Ces derniers temps, je dors très mal. La proximité de la pleine lune pourrait expliquer bien des choses, mais mes dernières crises de lycanthropie remontent à une trentaine d'années et, selon les spécialistes consultés à l'époque, le risque de récidive est infime.
Je fais des cauchemars récurrents. Et pour récurer, ils récurent. Au réveil, je suis lessivé.
Dans le dernier rêve, je suis en Côte d'Ivoire, à Yamoussoukro précisément. De l'absence de basilique et de la présence d'arbres sur l'ancienne place du village, je déduis que mon rêve se situe vers 1979-80, époque où j'ai vécu et travaillé dans cette ville.
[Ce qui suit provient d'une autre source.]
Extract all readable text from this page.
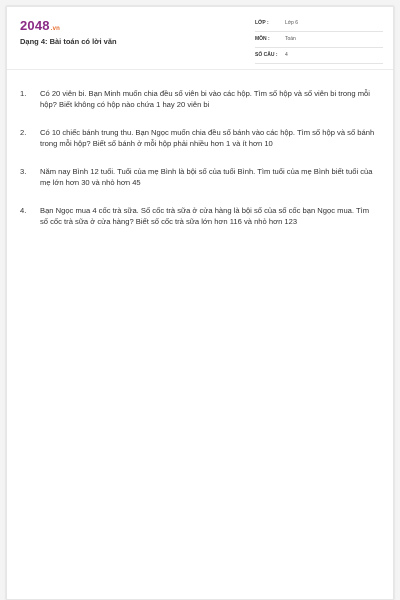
2048.vn
Dạng 4: Bài toán có lời văn
LỚP :	Lớp 6
MÔN :	Toán
SỐ CÂU : 4
1. Có 20 viên bi. Bạn Minh muốn chia đều số viên bi vào các hộp. Tìm số hộp và số viên bi trong mỗi hộp? Biết không có hộp nào chứa 1 hay 20 viên bi
2. Có 10 chiếc bánh trung thu. Bạn Ngọc muốn chia đều số bánh vào các hộp. Tìm số hộp và số bánh trong mỗi hộp? Biết số bánh ở mỗi hộp phải nhiều hơn 1 và ít hơn 10
3. Năm nay Bình 12 tuổi. Tuổi của mẹ Bình là bội số của tuổi Bình. Tìm tuổi của mẹ Bình biết tuổi của mẹ lớn hơn 30 và nhỏ hơn 45
4. Bạn Ngọc mua 4 cốc trà sữa. Số cốc trà sữa ở cửa hàng là bội số của số cốc bạn Ngọc mua. Tìm số cốc trà sữa ở cửa hàng? Biết số cốc trà sữa lớn hơn 116 và nhỏ hơn 123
Je suis monté dans un taxi, un "s'en fout la mort" de marque "pigeot" qui attend d'être complet pour partir pour Bouaké. Je suis assis sur la banquette arrière. A côté du conducteur, une mère somnole avec son enfant sur les genoux; de temps en temps je vois apparaître le sommet de son petit crâne rasé et ses deux grands yeux, très noirs et très blancs, qui observent le petit blanc, le "toubab", assis à l'arrière. Dès que mon regard croise le sien, la petite tête disparaît… A ma gauche est assise une digne "mama" qui enveloppe des rondeurs impressionnantes dans un très beau pagne "hollandais". Si sa sœur jumelle vient prendre la place qui reste libre à ma droite, je redoute un voyage assez pénible où mes fesses trouveront une assiette plutôt étroite sur la banquette. Mais pour l'instant, je goûte la fraîcheur matinale et bavarde avec le chauffeur et ma voisine. Il est sénégalais, elle est ivoirienne et moi je suis français. Je réponds aux questions habituelles et je tombe dans le piège habituel: "- Est-ce que tu es marié? - Oui. - Combien d'enfants? - Pas encore d'enfants. - Tu es marié depuis combien de temps? - Quatre-cinq ans. - Cinq ans! Et tu n'as pas d'enfants!" Le chauffeur intervient: "Ah! il faut démerder, patron." Et ma voisine: "Et il faut manger, il faut bien manger, et ta femme surtout elle doit bien manger." Elle rit, me claque la cuisse, le chauffeur approuve en hochant la tête, j'entre dans le jeu du rire partagé (prendre cela pour moquerie serait un contre sens). A l'avant, la petite tête de l'enfant se découvre enfin complétée d'un grand sourire.
Tout se dégrade quand apparaît une femme blanche qui s'adresse directement à notre chauffeur, et sans le saluer, lui tient un discours de plus en plus incompréhensible. J'entends: "Vous êtes de quelle origine, vous? Vous avez une identité nationale au Sénégal? Une culture? Des règle de vivre-ensemble?" Je vois ses lèvres se retrousser, je la vois prononcer le mot "Sénégalais" comme si elle crachait. J'ai honte, je cherche à sortir du taxi, ou plutôt à me redresser de cette banquette arrière où je suis maintenant seul. La femme blanche interpelle un passant. Elle lui agrippe le bras et, le poing sur la hanche, minaude: "j'vais prendre la pelle et la balayette, et puis j'vais nettoyer un p'tit peu." Je me réveille sur les mots: "Il y a des situations où c'est des mesures radicales".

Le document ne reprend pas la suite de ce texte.